The progress of the grand project
组织者
丘成栋
演讲者
时间
2022年11月23日 21:45 至 22:00
地点
Online
摘要
The validation datasets of genome universe were downloaded from the RefSeq database (https://ftp.ncbi.nlm.nih.gov/refseq/release/), Assembly GCF database (https://ftp.ncbi.nlm.nih.gov/genomes/refseq/) and Assembly GCA database (https://ftp.ncbi.nlm.nih.gov/genomes/genbank/). Up to now, we have collected 24719 nucleoid sequences belonging to 425 families for bacteria, 440 chromosome sequences belonging to 7 phyla for archaea, 2628 chromosome sequences belonging to 23 families for fungi, 400 chromosome sequences belonging to 22 families for plant, 1200 chromosome sequences belonging to 20 families for protozoa, 390 chromosome sequences belonging to 72 families for vertebrates.

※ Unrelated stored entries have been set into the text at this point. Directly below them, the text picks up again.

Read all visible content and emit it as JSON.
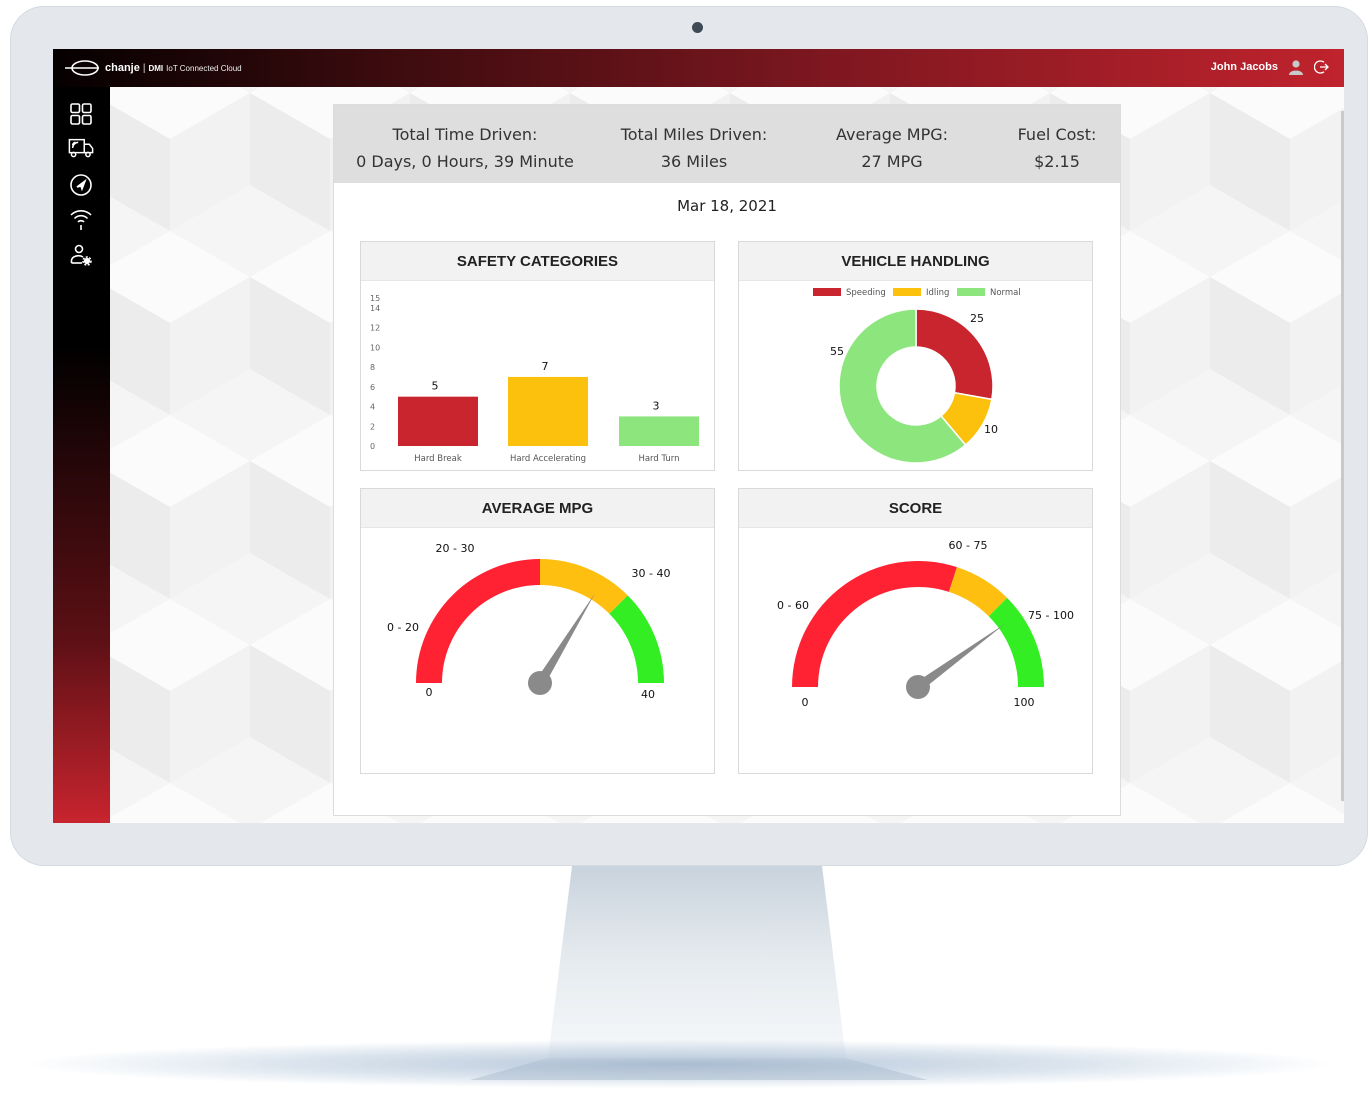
{
  "app": {
    "brand": "chanje",
    "brand_sep": "|",
    "brand_dmi": "DMI",
    "brand_cloud": "IoT Connected Cloud"
  },
  "user": {
    "name": "John Jacobs",
    "avatar_icon": "user-icon",
    "logout_icon": "logout-icon"
  },
  "sidebar": {
    "items": [
      {
        "name": "dashboard",
        "icon": "grid-icon"
      },
      {
        "name": "vehicles",
        "icon": "truck-icon"
      },
      {
        "name": "navigation",
        "icon": "navigation-icon"
      },
      {
        "name": "connectivity",
        "icon": "wifi-icon"
      },
      {
        "name": "user-settings",
        "icon": "user-settings-icon"
      }
    ]
  },
  "stats": [
    {
      "label": "Total Time Driven:",
      "value": "0 Days, 0 Hours, 39 Minute"
    },
    {
      "label": "Total Miles Driven:",
      "value": "36 Miles"
    },
    {
      "label": "Average MPG:",
      "value": "27 MPG"
    },
    {
      "label": "Fuel Cost:",
      "value": "$2.15"
    }
  ],
  "date": "Mar 18, 2021",
  "cards": {
    "safety": "SAFETY CATEGORIES",
    "handling": "VEHICLE HANDLING",
    "mpg": "AVERAGE MPG",
    "score": "SCORE"
  },
  "colors": {
    "red": "#c9252f",
    "yellow": "#fcc10d",
    "green": "#8ce67d",
    "gauge_red": "#ff2233",
    "gauge_yellow": "#ffbf10",
    "gauge_green": "#33ee22"
  },
  "chart_data": [
    {
      "type": "bar",
      "title": "SAFETY CATEGORIES",
      "categories": [
        "Hard Break",
        "Hard Accelerating",
        "Hard Turn"
      ],
      "values": [
        5,
        7,
        3
      ],
      "yticks": [
        "0",
        "2",
        "4",
        "6",
        "8",
        "10",
        "12",
        "14",
        "15"
      ],
      "ylim": [
        0,
        15
      ]
    },
    {
      "type": "pie",
      "title": "VEHICLE HANDLING",
      "categories": [
        "Speeding",
        "Idling",
        "Normal"
      ],
      "values": [
        25,
        10,
        55
      ],
      "legend": "top"
    },
    {
      "type": "gauge",
      "title": "AVERAGE MPG",
      "min": "0",
      "max": "40",
      "bands": [
        {
          "label": "0 - 20",
          "from": 0,
          "to": 20,
          "color": "#ff2233"
        },
        {
          "label": "20 - 30",
          "from": 20,
          "to": 30,
          "color": "#ffbf10"
        },
        {
          "label": "30 - 40",
          "from": 30,
          "to": 40,
          "color": "#33ee22"
        }
      ],
      "value": 27
    },
    {
      "type": "gauge",
      "title": "SCORE",
      "min": "0",
      "max": "100",
      "bands": [
        {
          "label": "0 - 60",
          "from": 0,
          "to": 60,
          "color": "#ff2233"
        },
        {
          "label": "60 - 75",
          "from": 60,
          "to": 75,
          "color": "#ffbf10"
        },
        {
          "label": "75 - 100",
          "from": 75,
          "to": 100,
          "color": "#33ee22"
        }
      ],
      "value": 80
    }
  ]
}
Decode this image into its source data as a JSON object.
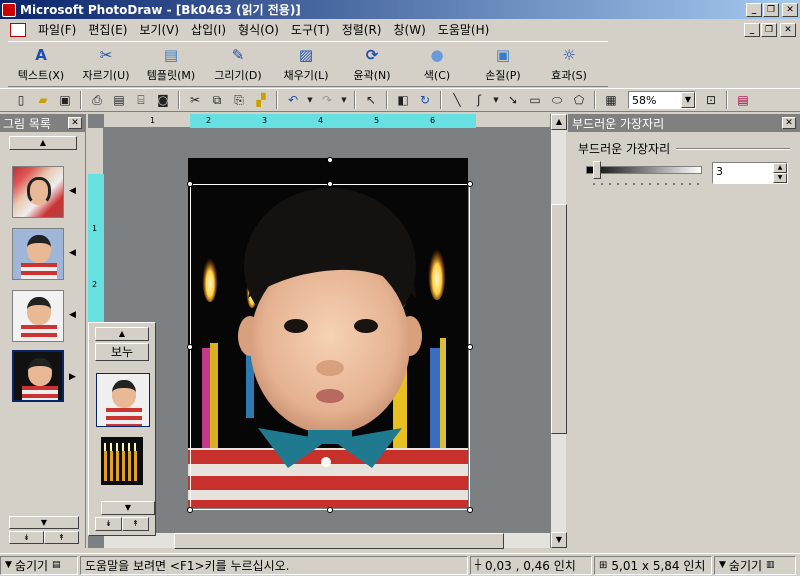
{
  "window": {
    "title": "Microsoft PhotoDraw - [Bk0463 (읽기 전용)]"
  },
  "menu": [
    "파일(F)",
    "편집(E)",
    "보기(V)",
    "삽입(I)",
    "형식(O)",
    "도구(T)",
    "정렬(R)",
    "창(W)",
    "도움말(H)"
  ],
  "big_toolbar": [
    {
      "label": "텍스트(X)",
      "icon": "text-a-icon"
    },
    {
      "label": "자르기(U)",
      "icon": "scissors-icon"
    },
    {
      "label": "템플릿(M)",
      "icon": "template-icon"
    },
    {
      "label": "그리기(D)",
      "icon": "draw-icon"
    },
    {
      "label": "채우기(L)",
      "icon": "fill-icon"
    },
    {
      "label": "윤곽(N)",
      "icon": "outline-icon"
    },
    {
      "label": "색(C)",
      "icon": "color-icon"
    },
    {
      "label": "손질(P)",
      "icon": "touchup-icon"
    },
    {
      "label": "효과(S)",
      "icon": "effects-icon"
    }
  ],
  "small_toolbar": {
    "zoom": "58%"
  },
  "left_panel": {
    "title": "그림 목록"
  },
  "popup": {
    "view_label": "보누"
  },
  "ruler": {
    "h": [
      "1",
      "2",
      "3",
      "4",
      "5",
      "6"
    ],
    "v": [
      "1",
      "2"
    ]
  },
  "right_panel": {
    "title": "부드러운 가장자리",
    "group_title": "부드러운 가장자리",
    "value": "3",
    "slider_level": 0.03
  },
  "status": {
    "hide_left": "숨기기",
    "help": "도움말을 보려면 <F1>키를 누르십시오.",
    "position": "0,03 , 0,46 인치",
    "size": "5,01 x 5,84 인치",
    "hide_right": "숨기기"
  },
  "colors": {
    "titlebar": "#0a246a",
    "ruler_highlight": "#66e0e0",
    "canvas": "#7d8082"
  }
}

The corresponding genome space and natural metric have been determined: their genome spaces are sitting in 48, 48, 40, 24, 36, 28, respectively, and the metrics are d9, D10, d9, d2, D9, D2, respectively. Only Invertebrates’ result is absent. I will report on the progress of the project.
演讲者介绍
孙楠目前是北京雁栖湖应用数学研究院的博士后。她的研究方向包括生物信息学、机器学习和应用数学,在The Innovation, Computational and Structural Biotechnology Journal, BMC Bioinformatics, Frontiers in Cellular and Infection Microbiology, Journal of Computational Biology, Genes等期刊发表多篇论文,参与多项国家自然科学基金及北京市自然科学基金项目,主持中国博士后科学基金第78批面上资助。